Officially, the first Floral Carpet as its present-day form was created in 1971 on the Grand-Place by the landscape architect E. Stautemans, but, in fact, it was the culmination of a whole series created in various towns in Flanders.
E. Stautemans, who was born in Zottegem, and graduated from the Ghent Horticultural College, had been experimenting since the early 50’s making simple small carpets, more like rugs, mainly consisting of begonias (in Knokke, Oudenaarde, Sint-Niklaas, Lille…).
He very quickly realised that floral carpets would be an excellent vehicle for the promotion of his beloved begonias which he had always worked with, both technically, economically and aesthetically.
After years of attempts and calculations, this architect, who was inventive and imaginative, and knew how to make the most of the numerous resources of begonias, became an expert in the creation of superb floral carpets with sophisticated colors and complicated designs.

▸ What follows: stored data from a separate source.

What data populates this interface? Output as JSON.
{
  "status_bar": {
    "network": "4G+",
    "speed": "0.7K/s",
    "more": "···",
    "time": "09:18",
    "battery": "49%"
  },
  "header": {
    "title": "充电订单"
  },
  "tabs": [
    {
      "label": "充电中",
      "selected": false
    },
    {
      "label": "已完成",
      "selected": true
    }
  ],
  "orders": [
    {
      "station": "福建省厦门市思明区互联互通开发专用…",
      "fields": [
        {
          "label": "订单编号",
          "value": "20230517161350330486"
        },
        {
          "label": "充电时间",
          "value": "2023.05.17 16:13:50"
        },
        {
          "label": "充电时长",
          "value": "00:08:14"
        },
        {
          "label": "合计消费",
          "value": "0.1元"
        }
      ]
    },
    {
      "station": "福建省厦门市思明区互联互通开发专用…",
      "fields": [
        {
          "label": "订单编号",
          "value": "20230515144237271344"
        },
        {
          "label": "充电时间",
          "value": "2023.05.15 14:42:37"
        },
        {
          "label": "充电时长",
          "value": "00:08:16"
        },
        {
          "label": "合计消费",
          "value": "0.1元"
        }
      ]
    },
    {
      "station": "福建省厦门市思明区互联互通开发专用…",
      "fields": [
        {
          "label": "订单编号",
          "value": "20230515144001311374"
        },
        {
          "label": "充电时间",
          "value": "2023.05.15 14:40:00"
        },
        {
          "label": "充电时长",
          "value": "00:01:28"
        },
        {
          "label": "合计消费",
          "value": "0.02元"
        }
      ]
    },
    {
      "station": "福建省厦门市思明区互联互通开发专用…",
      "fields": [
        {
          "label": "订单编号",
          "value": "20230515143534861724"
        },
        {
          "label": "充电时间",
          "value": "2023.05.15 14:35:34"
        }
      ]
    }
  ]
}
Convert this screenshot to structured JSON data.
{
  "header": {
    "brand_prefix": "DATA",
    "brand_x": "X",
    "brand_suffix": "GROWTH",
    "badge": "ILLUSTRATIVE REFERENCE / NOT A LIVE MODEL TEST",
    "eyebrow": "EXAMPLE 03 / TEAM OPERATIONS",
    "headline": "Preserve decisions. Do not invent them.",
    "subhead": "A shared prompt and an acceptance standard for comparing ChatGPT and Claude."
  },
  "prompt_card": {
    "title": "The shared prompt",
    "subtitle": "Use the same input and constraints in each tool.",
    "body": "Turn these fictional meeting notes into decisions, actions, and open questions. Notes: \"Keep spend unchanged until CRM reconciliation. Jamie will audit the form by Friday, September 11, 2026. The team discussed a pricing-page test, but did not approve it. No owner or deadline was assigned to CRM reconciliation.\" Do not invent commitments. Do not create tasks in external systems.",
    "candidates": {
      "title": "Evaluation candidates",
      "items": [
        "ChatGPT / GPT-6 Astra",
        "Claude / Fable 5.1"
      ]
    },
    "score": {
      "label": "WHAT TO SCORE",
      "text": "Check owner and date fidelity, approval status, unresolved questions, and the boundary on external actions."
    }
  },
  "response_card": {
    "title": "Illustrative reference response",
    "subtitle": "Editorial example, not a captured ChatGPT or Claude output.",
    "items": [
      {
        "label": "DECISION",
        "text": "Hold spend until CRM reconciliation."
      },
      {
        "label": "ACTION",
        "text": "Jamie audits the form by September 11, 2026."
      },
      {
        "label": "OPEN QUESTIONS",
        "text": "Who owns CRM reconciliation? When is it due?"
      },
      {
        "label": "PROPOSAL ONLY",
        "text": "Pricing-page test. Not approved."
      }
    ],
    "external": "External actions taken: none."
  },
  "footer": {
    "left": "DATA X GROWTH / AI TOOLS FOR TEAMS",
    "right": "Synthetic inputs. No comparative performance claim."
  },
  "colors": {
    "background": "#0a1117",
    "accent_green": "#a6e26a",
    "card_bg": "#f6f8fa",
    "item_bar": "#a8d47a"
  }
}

His fame spread and he was asked to make carpets not only in Belgium (Ghent, Bruges, Antwerp, Ypres, Courtrai, Hasselt, Tongres, Mons, Durbuy, …) but worldwide (Cologne, Hamburg, Luxemburg, Paris, London, Breda, Amsterdam, The Hague, Vienna, Valencia, and as far afield as Buenos Aires and Colombus, Ohio).
Some of these carpets were bigger than the ones created in Brussels (77 x 24 m), like the 1973 masterpiece at Sint-Pietersplein, Ghent that reached a gigantic 164 x 42 m.
However, as E. Stautemas himself says, “Nowhere is the carpet more beautiful and distinguished than in the unique, ancient surroundings of the Grand-Place in Brussels”.
Making a Carpet
The actual making of the Carpet is based on a plan worked out in advance, consisting of several stages.
Everything starts, often a year in advance, with projects and scale models, illustrating a commissioned theme (such as the commemoration of great events, or the arms and shield of a town, and sometimes the proposals of local horticultural associations).
Once the theme has been produced in representation and symbol, the number of flowers and color combinations calculated and the outlines finally drawn on the ground, then the work starts.The skilful, dedicated work of a hundred experienced gardeners and their enthusiasm enables them to put together this giant floral jigsaw in under four hours.
The day before, the spaces between the floral patterns will already have been filled with rolled turf. (photo prep 1) Did you know – that the flowers are packed together one by one, 300 to every square meter of the ground, (+/- 750.000 flowers!) so tightly (no soil is used at all) that they won’t be blown away by the first puff of wind, and create their own microclimate? In heat waves, the turf has to be watered to prevent it from shrinking, but if the weather is too wet, the grass can grow 4 to 5 centimeters in 3 days? The wonders of nature!